Whole Foods has been in the news lately due to its recent acquisition by Amazon, which brought about in-store discounts for Amazon Prime members. Unfortunately, not everything is peachy at Whole Foods: in late September, the grocery outlet suffered a large-scale data breach, in which several of its point-of-sale systems in their taprooms and full table-service restaurants lost customers’ private information to hackers in an invasion of their payment processing system.
Despite their acquisition by Amazon, Whole Foods assured their customers in a press release on September 28th that Whole Foods systems are not connected to Amazon’s, and that customers’ purchases and payment information at Amazon were not in jeopardy. They also stressed that the credit card processing systems used on their main checkout terminals were not breached.
In an attempt to further secure their merchant services, Whole Foods announced that they had begun an investigation through a cyber security forensics firm, and had also reported the breach to law enforcement.

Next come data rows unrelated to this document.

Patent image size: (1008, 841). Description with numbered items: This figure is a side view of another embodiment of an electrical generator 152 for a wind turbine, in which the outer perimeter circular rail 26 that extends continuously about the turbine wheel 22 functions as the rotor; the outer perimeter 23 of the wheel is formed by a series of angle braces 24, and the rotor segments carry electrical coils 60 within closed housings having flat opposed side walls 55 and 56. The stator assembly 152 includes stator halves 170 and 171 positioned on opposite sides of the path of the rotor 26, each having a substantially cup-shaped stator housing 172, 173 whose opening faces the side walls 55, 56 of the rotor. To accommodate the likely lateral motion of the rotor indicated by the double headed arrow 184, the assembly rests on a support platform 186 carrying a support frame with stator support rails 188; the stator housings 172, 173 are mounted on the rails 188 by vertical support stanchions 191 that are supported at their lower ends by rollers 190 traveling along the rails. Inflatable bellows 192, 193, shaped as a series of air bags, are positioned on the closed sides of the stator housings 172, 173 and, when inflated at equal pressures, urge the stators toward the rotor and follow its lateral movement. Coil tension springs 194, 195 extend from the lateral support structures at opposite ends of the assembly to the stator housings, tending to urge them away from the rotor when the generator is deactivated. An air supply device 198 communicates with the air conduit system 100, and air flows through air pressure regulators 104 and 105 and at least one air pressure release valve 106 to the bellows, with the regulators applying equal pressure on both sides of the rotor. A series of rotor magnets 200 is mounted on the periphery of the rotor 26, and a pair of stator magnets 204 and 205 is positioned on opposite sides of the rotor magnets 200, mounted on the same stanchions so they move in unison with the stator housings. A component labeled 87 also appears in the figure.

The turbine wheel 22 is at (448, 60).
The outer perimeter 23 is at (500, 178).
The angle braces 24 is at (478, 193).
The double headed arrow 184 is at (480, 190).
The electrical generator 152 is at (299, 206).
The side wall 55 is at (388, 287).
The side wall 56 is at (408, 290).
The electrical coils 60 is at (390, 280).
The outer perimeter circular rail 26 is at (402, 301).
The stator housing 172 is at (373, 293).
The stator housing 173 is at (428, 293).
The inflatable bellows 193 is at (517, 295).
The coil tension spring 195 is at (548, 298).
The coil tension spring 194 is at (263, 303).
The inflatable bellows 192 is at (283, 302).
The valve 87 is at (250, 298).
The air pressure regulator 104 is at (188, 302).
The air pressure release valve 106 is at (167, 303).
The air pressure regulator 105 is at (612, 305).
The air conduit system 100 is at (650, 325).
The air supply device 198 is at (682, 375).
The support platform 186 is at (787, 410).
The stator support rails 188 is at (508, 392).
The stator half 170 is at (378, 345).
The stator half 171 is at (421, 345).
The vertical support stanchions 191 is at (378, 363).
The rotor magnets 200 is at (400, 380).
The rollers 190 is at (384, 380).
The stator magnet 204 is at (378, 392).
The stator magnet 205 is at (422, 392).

Interestingly enough, neither Whole Foods nor Amazon suffered a significant hit in after hours trading.
Gizmodo reported that as many as 117 venues could have been impacted by the breach—and yet Whole Foods has been alarmingly silent about the exact nature and extent of the breach. They declined to reveal when they first discovered the breach, or how many customers may have been affected by it. In the wake of the devastating Equifax scandal in which millions of Americans’ private information was stolen, transparency following a data breach is more important than ever, and Whole Foods’ tight-lipped response—or lack thereof—is troubling.
Whether or not you were affected by this specific flub, it’s always important to keep in mind that this sort of thing can happen anywhere you shop, and it’s imperative that you know how to protect yourself in the event of a leak or attack. You should always monitor your accounts and ensure that no fraudulent purchases have been made without your knowledge, especially if you’re information might have been breached by hackers. If they have, immediately contact your financial institution to cancel the card and refute those charges.